Open mikekistler opened 1 year ago
If a client sends a query param or JSON body property not supported by the service, the service must return 400. If the client sends a request header not supported by the service, the service just ignores it.
If the query param/JSON property is defined in a later api-version than the api-version the customer is passing, then this is still a 400 because the customer-specified version does not support what the customer is passing. Also, it would be breaking behavior for V5 of the service to introduce the new query param/property and have the old client fail passing these until V5 all of a sudden shows up on the service. And even more, a service could deprecate some QP/property (which would be breaking, of course) and then introduce the QP/Property again in the future with different semantics (not breaking) which would also change client-expected behavior.
I think the body property is already clear in guideline https://github.com/microsoft/api-guidelines/blob/vNext/azure/Guidelines.md#rest-fail-for-unknown-fields
Agree that header can be ignored (But could it be a bit risky for some well-known ones like If-None-Match
used in PUT, but service not supporting it -- assume SDK didn't catch it. The result could be that user does not intend to update an existing resource, but service go ahead and update it anyway.).
If the client sends a request header not supported by the service, the service just ignores it.
I think this is not quite right. The HTTP RFC (9110, which replaces 7231) says:
Other recipients SHOULD ignore unrecognized header and trailer fields.
I think this is commonly cited as the justification for ignoring unsupported headers.
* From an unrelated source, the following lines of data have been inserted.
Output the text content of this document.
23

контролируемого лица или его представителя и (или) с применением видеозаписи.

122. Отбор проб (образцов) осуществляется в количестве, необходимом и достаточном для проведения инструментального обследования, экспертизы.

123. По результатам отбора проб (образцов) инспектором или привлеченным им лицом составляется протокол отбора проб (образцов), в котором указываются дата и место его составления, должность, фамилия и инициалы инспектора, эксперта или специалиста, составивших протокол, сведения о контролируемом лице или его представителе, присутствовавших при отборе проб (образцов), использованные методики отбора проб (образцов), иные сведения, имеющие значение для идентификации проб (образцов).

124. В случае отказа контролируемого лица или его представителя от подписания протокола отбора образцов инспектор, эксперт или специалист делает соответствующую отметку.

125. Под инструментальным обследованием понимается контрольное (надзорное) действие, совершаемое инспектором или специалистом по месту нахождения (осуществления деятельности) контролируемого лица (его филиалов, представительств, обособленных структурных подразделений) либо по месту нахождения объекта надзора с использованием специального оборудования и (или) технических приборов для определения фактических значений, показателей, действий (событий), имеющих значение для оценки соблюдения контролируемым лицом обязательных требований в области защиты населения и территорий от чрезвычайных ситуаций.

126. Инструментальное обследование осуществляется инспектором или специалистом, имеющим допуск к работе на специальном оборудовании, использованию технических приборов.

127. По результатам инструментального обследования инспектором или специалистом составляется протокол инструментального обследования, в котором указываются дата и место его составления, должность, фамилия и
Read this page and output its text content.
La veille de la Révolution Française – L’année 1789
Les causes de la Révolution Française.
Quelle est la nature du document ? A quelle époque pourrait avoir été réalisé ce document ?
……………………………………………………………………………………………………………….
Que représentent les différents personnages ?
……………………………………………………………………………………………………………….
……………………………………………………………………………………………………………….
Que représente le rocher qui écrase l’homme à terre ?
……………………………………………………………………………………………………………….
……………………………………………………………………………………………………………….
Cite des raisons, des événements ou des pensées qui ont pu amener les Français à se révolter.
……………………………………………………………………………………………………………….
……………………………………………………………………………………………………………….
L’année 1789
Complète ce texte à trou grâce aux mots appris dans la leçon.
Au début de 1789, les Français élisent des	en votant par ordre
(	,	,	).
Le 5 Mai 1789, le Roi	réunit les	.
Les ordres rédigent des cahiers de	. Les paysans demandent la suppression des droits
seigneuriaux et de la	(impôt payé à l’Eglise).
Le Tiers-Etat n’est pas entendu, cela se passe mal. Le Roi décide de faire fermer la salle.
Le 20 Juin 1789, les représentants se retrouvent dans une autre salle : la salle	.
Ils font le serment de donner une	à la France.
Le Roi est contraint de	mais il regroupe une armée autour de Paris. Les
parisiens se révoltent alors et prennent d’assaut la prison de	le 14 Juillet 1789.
But there is a subtle difference between a header being "unrecognized" and being "unsupported".
The content around this statement suggests that it refers to fields that might be added in the future -- that a server implemented now would have no way to "recognize". Consider the immediately following sentence:
Adhering to these requirements allows HTTP's functionality to be extended without updating or removing deployed intermediaries.
And the immediately preceding paragraph:
New fields can be introduced without changing the protocol version if their defined semantics allow them to be safely ignored by recipients that do not recognize them; see Section 16.3.
So a new field can be introduced only if it is safe to ignore … by servers that do not "recognize" it.
How might that differ from a field that is "not supported"? Consider "if-match". Is "if-match" safe to ignore? Not really, because a client that sends if-match on a PUT or PATCH or DELETE request is requesting that the operation on be performed if the if-match condition evaluates to true. A server that ignores this and performs the operation even if the condition evaluates to false would cause silent corruption. So if if-match were not defined in HTTP 1.1, it could not be added because it is not safe to ignore.
But it is defined in HTTP 1.1 (in RFC 9110), so I think servers are not allowed to claim that it is "not recognized", even when it is "not supported". And the description of if-match later in RFC 9110 supports this interpretation.
When an origin server receives a request that selects a representation and that request includes an If-Match header field, the origin server MUST evaluate the If-Match condition per Section 13.2 prior to performing the method.
An origin server that evaluates an If-Match condition MUST NOT perform the requested method if the condition evaluates to false.
Note that the RFC says "MUST" and not "SHOULD".
There is similar language for if-non-match, if-unmodified-since, and if-range (curiously, if-modified-since only uses "SHOULD").
I did not check the entire RFC 9110, so it is possible that there are other fields which cannot be ignored by compliant servers. I did scan the content negotiation section which has a bunch of headers and found none there that could not be ignored.
So the general guidance to ignore unsupported headers seems right, but with the caveat that there are a small set of headers that cannot be ignored, including if-match, if-non-match, if-unmodified-since, and if-range. If a service receives a request with one of these headers and is not prepared to correctly process it, the request must be rejected with a 400 response.
I think you make very sound arguments, Mike. I agree with you that state corruption will occur if if-match is sent but ignored. So, based on your arguments, how would you craft proper guidelines (considering that teams may want to add proper if-match, etc. support to their service in the future)?
What is the expected / recommended behavior of a service for a request that contains a query or header parameter that it does not recognize? What about an unexpected body property?
And what if the param / property is recognized but only for a later api-version than the one specified in the request?